Иногда мои сны – сплошные сновидения, иногда – нет. Петь я уже бросил. Земля все стелется и стелется под ноги. Я и забыл, что планеты такие большие. Эта еще сравнительно маленькая, но и ей, кажется, нет конца. Мне очень холодно, а при виде звезд хочется плакать.

Меня мучают эротические сны, и я ничего не могу с ними поделать. Они похожи на тот старый сон, в котором я иду по кораблю или бог его знает по чему… только в этом сне люди вокруг меня голые, они ласкают друг друга, а я направляюсь к своей любовнице… но когда я просыпаюсь и пытаюсь мастурбировать, ничего не происходит. Я стараюсь изо всех сил, но, кроме усталости, ничего не чувствую. Может быть, этому сновидению не хватает эротичности, фантазии… но оно остается неизменным.

Я в последнее время много думал о войне и, кажется, пришел к выводу, что мы не правы. Развязывая войну, мы наносим поражение самим себе, мы уничтожаем себя, одержав победу. Возьмите всю нашу статистику, все наши допущения – чем больше они говорят по видимости, тем меньше значат. Мы в своей воинственности сдаемся не одному врагу, но всем, с которыми когда-либо сражались, врагам внутри себя. Мы не должны вступать в войну, нам не следует ничего предпринимать; мы променяли нашу тонкую иронию на механистическое благочестие, и вера, с которой мы сражаемся, – это наша собственная вера.

Не суйся, не лезь, держись подальше.

Это что – я сказал?

Скафандр вроде что-то сказал. Я не уверен. Иногда мне кажется, что, пока я сплю, он все время говорит со мной. Возможно, он говорит со мной и когда я бодрствую, но слышу я его лишь время от времени. Я думаю, он подражает мне, пытается говорить моим голосом. Может, он хочет, чтобы я спятил. Не знаю.

Иногда я не знаю, кто из нас произнес те или иные слова.

Меня пробирает дрожь, и я пытаюсь повернуться в скафандре, но не могу. Жаль, что я не где-нибудь в другом месте. Жаль, что это случилось. Жаль, что все это не сон, но, как цвет земли, как цвет воздуха, он слишком навязчив.

Мне очень холодно, а при виде звезд хочется плакать.

 

 

Выставить за дверь, выставить за дверь,

Выставить за дверь, выставить за дверь!

 

 

– Заткнись!

– О, наконец-то ты со мной заговорил.

– Я сказал заткнись !

– Но я молчал.

– Ты пел!

– Я не пою. Это ты пел.

– Не ври! Как ты смеешь мне врать?! Ты пел!

– Уверяю тебя…

– Пел! Я прекрасно слышал!

– Ты кричишь. Успокойся. У нас еще впереди долгий путь. Мы не доберемся до места, если ты будешь…

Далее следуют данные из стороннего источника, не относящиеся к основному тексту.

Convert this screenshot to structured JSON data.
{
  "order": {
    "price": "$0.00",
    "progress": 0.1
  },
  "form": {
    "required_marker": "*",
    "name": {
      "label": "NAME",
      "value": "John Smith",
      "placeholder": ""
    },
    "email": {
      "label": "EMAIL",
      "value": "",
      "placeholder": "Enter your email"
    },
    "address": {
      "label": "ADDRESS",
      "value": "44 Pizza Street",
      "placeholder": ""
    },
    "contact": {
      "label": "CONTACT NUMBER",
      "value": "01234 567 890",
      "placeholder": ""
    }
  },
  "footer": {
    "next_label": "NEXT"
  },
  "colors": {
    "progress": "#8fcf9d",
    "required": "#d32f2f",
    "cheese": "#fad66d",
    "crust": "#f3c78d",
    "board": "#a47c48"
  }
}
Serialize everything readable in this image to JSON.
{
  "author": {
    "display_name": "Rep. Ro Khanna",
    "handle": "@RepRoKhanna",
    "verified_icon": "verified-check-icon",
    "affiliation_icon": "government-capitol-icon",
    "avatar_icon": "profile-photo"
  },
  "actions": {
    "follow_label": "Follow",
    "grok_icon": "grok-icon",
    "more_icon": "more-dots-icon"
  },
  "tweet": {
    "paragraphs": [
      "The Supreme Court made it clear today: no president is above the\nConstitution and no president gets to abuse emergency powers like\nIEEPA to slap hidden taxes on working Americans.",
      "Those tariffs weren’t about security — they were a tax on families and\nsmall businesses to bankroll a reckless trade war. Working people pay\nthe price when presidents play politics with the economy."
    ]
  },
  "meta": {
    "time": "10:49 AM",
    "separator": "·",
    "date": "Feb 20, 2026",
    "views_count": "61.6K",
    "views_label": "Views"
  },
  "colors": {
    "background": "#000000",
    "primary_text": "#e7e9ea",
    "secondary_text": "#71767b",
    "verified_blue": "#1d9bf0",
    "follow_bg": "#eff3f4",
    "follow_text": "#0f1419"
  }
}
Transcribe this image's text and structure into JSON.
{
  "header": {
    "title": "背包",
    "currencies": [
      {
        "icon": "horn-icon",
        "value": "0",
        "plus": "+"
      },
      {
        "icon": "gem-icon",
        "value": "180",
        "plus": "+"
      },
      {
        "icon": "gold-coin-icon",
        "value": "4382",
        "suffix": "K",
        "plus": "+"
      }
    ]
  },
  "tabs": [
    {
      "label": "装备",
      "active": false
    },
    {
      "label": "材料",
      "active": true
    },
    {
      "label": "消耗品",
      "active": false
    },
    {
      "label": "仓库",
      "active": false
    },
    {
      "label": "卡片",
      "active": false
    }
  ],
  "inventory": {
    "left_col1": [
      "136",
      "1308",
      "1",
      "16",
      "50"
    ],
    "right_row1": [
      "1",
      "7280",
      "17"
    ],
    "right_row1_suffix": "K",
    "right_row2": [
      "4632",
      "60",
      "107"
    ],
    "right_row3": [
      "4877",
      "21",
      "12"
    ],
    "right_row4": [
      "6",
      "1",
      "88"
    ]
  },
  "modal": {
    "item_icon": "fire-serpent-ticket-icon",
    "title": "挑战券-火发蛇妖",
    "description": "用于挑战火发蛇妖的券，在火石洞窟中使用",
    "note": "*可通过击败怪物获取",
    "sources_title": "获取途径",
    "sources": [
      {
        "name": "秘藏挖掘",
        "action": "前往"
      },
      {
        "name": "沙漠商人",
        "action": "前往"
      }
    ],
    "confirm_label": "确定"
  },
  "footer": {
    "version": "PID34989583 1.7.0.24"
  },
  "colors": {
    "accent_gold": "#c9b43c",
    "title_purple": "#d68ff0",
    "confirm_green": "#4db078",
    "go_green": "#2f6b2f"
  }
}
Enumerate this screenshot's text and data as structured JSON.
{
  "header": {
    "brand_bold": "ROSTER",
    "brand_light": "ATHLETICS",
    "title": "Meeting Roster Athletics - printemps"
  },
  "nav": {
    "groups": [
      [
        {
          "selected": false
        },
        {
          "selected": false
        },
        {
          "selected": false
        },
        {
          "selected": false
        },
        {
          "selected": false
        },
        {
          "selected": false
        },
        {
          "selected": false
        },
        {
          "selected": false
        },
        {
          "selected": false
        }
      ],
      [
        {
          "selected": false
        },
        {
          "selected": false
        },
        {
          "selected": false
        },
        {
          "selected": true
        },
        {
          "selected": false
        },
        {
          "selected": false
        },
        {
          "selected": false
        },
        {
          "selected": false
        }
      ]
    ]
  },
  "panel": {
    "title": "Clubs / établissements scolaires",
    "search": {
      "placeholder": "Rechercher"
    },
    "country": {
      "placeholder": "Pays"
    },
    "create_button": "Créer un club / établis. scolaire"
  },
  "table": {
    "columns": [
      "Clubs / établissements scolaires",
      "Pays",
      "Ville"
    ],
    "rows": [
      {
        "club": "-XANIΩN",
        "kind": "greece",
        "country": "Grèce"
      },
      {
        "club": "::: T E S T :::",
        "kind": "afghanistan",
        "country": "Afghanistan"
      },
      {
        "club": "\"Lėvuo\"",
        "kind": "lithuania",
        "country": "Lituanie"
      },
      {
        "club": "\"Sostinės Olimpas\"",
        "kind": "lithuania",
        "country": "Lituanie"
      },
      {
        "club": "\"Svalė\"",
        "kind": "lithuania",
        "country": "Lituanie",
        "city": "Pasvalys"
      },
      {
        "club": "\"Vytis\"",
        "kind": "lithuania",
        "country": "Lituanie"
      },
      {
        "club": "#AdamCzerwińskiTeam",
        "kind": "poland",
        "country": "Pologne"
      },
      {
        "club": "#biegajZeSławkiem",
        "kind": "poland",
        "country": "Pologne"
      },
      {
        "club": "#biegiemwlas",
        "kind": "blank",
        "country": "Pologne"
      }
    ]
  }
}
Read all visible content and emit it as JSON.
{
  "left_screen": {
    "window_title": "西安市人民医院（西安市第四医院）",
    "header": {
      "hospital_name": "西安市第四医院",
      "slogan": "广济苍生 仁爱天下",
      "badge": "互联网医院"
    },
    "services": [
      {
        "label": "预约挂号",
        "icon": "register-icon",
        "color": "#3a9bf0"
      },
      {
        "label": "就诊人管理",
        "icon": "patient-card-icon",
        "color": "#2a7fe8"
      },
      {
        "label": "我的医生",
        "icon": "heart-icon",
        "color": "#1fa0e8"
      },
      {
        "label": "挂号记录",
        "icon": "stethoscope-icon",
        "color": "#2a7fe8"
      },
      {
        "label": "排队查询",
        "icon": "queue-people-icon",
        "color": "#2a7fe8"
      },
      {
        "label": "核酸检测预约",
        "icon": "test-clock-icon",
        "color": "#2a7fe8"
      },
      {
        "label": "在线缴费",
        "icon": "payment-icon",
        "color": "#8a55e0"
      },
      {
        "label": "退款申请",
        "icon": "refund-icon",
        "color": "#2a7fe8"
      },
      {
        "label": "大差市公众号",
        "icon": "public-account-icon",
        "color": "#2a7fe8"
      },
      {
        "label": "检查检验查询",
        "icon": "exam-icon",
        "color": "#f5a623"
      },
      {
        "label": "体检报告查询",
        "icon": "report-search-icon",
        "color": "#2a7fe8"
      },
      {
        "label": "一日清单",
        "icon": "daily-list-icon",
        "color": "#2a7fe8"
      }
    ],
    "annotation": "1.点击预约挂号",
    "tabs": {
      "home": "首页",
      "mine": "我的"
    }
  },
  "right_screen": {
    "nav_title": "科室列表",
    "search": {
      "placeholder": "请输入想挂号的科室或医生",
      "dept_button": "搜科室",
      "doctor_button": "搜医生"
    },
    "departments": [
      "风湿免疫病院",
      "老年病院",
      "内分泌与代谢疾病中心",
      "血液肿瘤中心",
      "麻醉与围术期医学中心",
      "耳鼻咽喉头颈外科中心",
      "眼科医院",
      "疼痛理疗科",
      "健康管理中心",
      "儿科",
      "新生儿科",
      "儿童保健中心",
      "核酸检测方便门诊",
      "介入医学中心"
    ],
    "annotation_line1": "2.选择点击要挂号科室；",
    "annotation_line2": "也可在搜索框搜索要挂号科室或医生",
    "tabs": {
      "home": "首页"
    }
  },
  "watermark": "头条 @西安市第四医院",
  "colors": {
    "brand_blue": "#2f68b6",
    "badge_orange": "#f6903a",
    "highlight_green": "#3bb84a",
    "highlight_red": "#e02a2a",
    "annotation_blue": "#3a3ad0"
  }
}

– Не смей мне говорить, чтобы я заткнулся!

– Ничего подобного. Это ты сказал, чтобы я заткнулся.

– Что?

– Я сказал…

– Что ты сказал?

– Я…

– Что? Кто – кто это?

– Если ты на секунд…

– Кто ты? Кто ты ? Нет, нет, пожалуйста…

– Слушай, ты мо…

– Нет, пожалуйста…

– Что?

– …пожалуйста…

Что ?

– …пожалуйста……пожалуйста……пожалуйста……пожалуйста…

 

Я не знаю, какой сейчас день. Я не знаю, где я, или сколько я прошел, или сколько еще осталось.

Я снова обрел здравомыслие. Никаких голосов в скафандре не было. Я все это сам выдумал. Все время был только мой голос. Да, наверно, я дошел до ручки, если воображал все это; настолько не мог совладать с собственными чувствами, со страхом от пребывания здесь, что выдумал себе собеседника, как одинокий ребенок выдумывает себе друга, которого видит только он один. Я верил в него, когда мне казалось, что я слышу этот голос, но больше я его не слышу. Иногда, вкрадчивый, он казался на редкость правдоподобным, но был всего лишь ровным голосом помешательства. К счастью, временного.

Я больше не смотрю на звезды – боюсь, как бы они снова не начали со мной говорить.

Может быть, база находится в ядре. Может быть, я только хожу кругами, ни на метр не приближаясь к ней.

Мои руки и ноги движутся сами по себе – автоматически, словно запрограммированные. Мне и думать-то почти не надо. Все идет, как должно идти.

Нам не нужны машины – не больше, чем машинам нужны мы. Мы только думаем, что они нам нужны. Они не имеют значения. Они нужны только самим себе. Конечно, умный скафандр бросил бы меня, чтобы спастись самому; мы их создавали не по своему образу и подобию, но в конце концов, именно к этому все и должно прийти.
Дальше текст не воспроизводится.